- Oops!Something went wrong.Please try again later.
It is not uncommon to see companies perform well in the years after insiders buy shares. On the other hand, we'd be remiss not to mention that insider sales have been known to precede tough periods for a business. So shareholders might well want to know whether insiders have been buying or selling shares in Rafaella Resources Limited (ASX:RFR).
What Is Insider Buying?
Most investors know that it is quite permissible for company leaders, such as directors of the board, to buy and sell stock in the company. However, such insiders must disclose their trading activities, and not trade on inside information.
Insider transactions are not the most important thing when it comes to long-term investing. But logic dictates you should pay some attention to whether insiders are buying or selling shares. For example, a Columbia University study found that 'insiders are more likely to engage in open market purchases of their own company’s stock when the firm is about to reveal new agreements with customers and suppliers'.
Rafaella Resources Insider Transactions Over The Last Year
Over the last year, we can see that the biggest insider purchase was by insider Adam Blumenthal for AU$100k worth of shares, at about AU$0.18 per share. That means that an insider was happy to buy shares at above the current price of AU$0.08. Their view may have changed since then, but at least it shows they felt optimistic at the time. To us, it's very important to consider the price insiders pay for shares. As a general rule, we feel more positive about a stock if insiders have bought shares at above current prices, because that suggests they viewed the stock as good value, even at a higher price.
Over the last year, we can see that insiders have bought 2.40m shares worth AU$232k. But they sold 1.39m shares for AU$109k. In the last twelve months there was more buying than selling by Rafaella Resources insiders. Their average price was about AU$0.097. This is nice to see since it implies that insiders might see value around current prices. The chart below shows insider transactions (by companies and individuals) over the last year. By clicking on the graph below, you can see the precise details of each insider transaction!
There are plenty of other companies that have insiders buying up shares. You probably do not want to miss this free list of growing companies that insiders are buying.
Rafaella Resources Insiders Bought Stock Recently
Over the last three months, we've seen significant insider buying at Rafaella Resources. Specifically, insider Adam Blumenthal bought AU$100k worth of shares in that time, and we didn't record any sales whatsoever. This could be interpreted as suggesting a positive outlook.
Many investors like to check how much of a company is owned by insiders. We usually like to see fairly high levels of insider ownership. Rafaella Resources insiders own about AU$1.6m worth of shares. That equates to 22% of the company. We've certainly seen higher levels of insider ownership elsewhere, but these holdings are enough to suggest alignment between insiders and the other shareholders.
So What Do The Rafaella Resources Insider Transactions Indicate?
It's certainly positive to see the recent insider purchase. We also take confidence from the longer term picture of insider transactions. But on the other hand, the company made a loss during the last year, which makes us a little cautious. Given that insiders also own a fair bit of Rafaella Resources we think they are probably pretty confident of a bright future. So these insider transactions can help us build a thesis about the stock, but it's also worthwhile knowing the risks facing this company.

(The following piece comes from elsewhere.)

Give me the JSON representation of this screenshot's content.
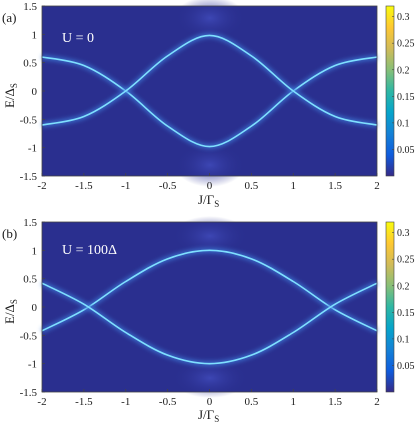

To help with this, we've discovered 4 warning signs (2 don't sit too well with us!) that you ought to be aware of before buying any shares in Rafaella Resources.
Of course, you might find a fantastic investment by looking elsewhere. So take a peek at this free list of interesting companies.
For the purposes of this article, insiders are those individuals who report their transactions to the relevant regulatory body. We currently account for open market transactions and private dispositions, but not derivative transactions.
This article by Simply Wall St is general in nature. It does not constitute a recommendation to buy or sell any stock, and does not take account of your objectives, or your financial situation. We aim to bring you long-term focused analysis driven by fundamental data. Note that our analysis may not factor in the latest price-sensitive company announcements or qualitative material. Simply Wall St has no position in any stocks mentioned.